Comme le P. Bouyer, nous pensons au contraire que le développement technologique provient d’un désir magique de dominer la nature : Ce dont Bacon et Descartes sont sinon les premiers auteurs, au moins les premiers porte-parole, c’est de l’orientation décisive du développement technologique moderne qui allait assujettir étroitement au moins les premiers progrès de la science physico-chimique à ses propres orientations.

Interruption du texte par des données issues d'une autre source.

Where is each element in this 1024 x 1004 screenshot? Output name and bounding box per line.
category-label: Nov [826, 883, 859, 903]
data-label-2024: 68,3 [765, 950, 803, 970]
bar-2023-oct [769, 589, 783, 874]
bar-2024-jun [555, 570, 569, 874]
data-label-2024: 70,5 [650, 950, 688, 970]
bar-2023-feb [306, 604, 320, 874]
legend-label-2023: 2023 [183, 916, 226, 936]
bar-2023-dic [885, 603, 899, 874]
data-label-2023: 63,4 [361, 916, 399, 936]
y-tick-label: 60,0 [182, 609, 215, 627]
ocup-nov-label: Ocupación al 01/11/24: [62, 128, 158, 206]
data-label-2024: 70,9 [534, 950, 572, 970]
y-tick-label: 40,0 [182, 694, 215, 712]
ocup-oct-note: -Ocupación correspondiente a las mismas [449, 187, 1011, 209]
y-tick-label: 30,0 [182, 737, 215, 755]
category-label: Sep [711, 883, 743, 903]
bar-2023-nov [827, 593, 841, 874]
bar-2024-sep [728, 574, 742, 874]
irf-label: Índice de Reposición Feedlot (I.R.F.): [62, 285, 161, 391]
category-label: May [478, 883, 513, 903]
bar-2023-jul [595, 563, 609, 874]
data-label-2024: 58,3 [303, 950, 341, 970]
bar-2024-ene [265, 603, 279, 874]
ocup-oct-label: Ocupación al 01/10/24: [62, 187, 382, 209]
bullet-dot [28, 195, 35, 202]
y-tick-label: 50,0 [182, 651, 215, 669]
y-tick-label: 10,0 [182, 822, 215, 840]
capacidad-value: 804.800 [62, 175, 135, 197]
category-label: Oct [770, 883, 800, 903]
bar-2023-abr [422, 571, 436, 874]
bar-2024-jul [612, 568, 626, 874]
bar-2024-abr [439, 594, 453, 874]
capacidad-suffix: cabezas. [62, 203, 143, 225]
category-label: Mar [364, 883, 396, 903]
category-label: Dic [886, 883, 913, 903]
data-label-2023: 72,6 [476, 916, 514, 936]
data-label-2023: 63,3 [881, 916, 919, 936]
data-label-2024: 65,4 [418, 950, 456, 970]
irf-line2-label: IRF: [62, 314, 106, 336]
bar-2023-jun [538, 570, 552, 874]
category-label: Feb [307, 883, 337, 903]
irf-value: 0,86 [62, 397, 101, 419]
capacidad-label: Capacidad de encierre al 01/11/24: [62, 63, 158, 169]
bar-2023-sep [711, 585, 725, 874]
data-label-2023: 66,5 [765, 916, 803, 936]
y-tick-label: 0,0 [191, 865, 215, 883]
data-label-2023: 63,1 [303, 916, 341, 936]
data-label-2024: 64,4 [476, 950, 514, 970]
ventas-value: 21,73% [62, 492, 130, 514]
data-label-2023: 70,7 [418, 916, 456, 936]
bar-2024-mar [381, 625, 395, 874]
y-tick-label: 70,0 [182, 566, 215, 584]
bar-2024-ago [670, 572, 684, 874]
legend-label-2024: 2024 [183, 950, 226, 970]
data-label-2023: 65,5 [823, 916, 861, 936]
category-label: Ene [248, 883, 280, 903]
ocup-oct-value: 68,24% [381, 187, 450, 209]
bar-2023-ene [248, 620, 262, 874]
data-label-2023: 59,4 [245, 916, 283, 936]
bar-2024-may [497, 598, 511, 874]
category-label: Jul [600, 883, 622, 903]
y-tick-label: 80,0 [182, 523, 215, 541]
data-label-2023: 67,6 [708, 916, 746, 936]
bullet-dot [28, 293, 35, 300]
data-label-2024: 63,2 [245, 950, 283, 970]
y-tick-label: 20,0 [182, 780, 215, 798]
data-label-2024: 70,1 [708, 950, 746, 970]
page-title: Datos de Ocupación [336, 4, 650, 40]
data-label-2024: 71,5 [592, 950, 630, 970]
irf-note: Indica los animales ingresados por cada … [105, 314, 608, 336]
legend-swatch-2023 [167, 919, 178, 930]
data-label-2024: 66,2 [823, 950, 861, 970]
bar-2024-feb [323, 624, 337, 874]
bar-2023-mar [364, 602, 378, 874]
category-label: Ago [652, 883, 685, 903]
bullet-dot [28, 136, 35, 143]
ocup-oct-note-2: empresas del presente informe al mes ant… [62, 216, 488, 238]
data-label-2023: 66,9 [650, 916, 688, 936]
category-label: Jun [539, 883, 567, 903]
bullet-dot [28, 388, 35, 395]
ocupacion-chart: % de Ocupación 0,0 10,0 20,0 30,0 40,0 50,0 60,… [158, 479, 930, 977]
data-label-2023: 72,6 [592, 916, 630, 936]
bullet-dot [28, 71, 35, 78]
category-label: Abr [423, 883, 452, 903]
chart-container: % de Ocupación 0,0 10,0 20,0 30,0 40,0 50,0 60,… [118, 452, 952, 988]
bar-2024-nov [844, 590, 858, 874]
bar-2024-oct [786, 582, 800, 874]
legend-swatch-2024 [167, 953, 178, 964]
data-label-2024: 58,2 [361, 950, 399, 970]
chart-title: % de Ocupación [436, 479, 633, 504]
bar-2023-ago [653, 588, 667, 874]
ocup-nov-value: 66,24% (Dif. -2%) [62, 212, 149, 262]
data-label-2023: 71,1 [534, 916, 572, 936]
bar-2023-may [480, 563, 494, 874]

Et celles-ci, on doit le dire sans hésiter, sont nettement non pas religieuses, et surtout pas dans le sens biblique et chrétien, mais magiques, si la magie est l’effort pour soumettre à l’égocentrisme d’une humanité orgueilleuse et sensuelle même, s’il se peut, les réalités où l’on reconnaît pourtant le doigt de Dieu. »  Louis Bouyer, Cosmos, Cerf ,Paris 1982, p252

Le Logos fait chair, mort et ressuscité comme point d’équilibre entre mythes, magie, rationalité et irrationalité technicienne

Si nous sommes tout à fait convaincus de cette parenté originelle, nous ne sommes pas moins certains que seule l’apparition du christianisme a permis le développement des sciences et des techniques. La foi en un Dieu créateur qui soumet sa création à des lois et non à des esprits permet de libérer l’homme de sa peur des forces naturelles et donc de sa tentative de les dominer par des rites magiques. L’activité sacramentelle de l’Eglise montre la souveraine autorité de la parole humaine soumise au Logos divin. La participation de la parole humaine au Verbe dans le sacrement ouvre la possibilité d’une parole rationnelle, logique ayant une efficacité sur la matière tout en laissant la raison ouverte sur l’infini ce qui l’empêche de s’enfermer dans l’irrationalité.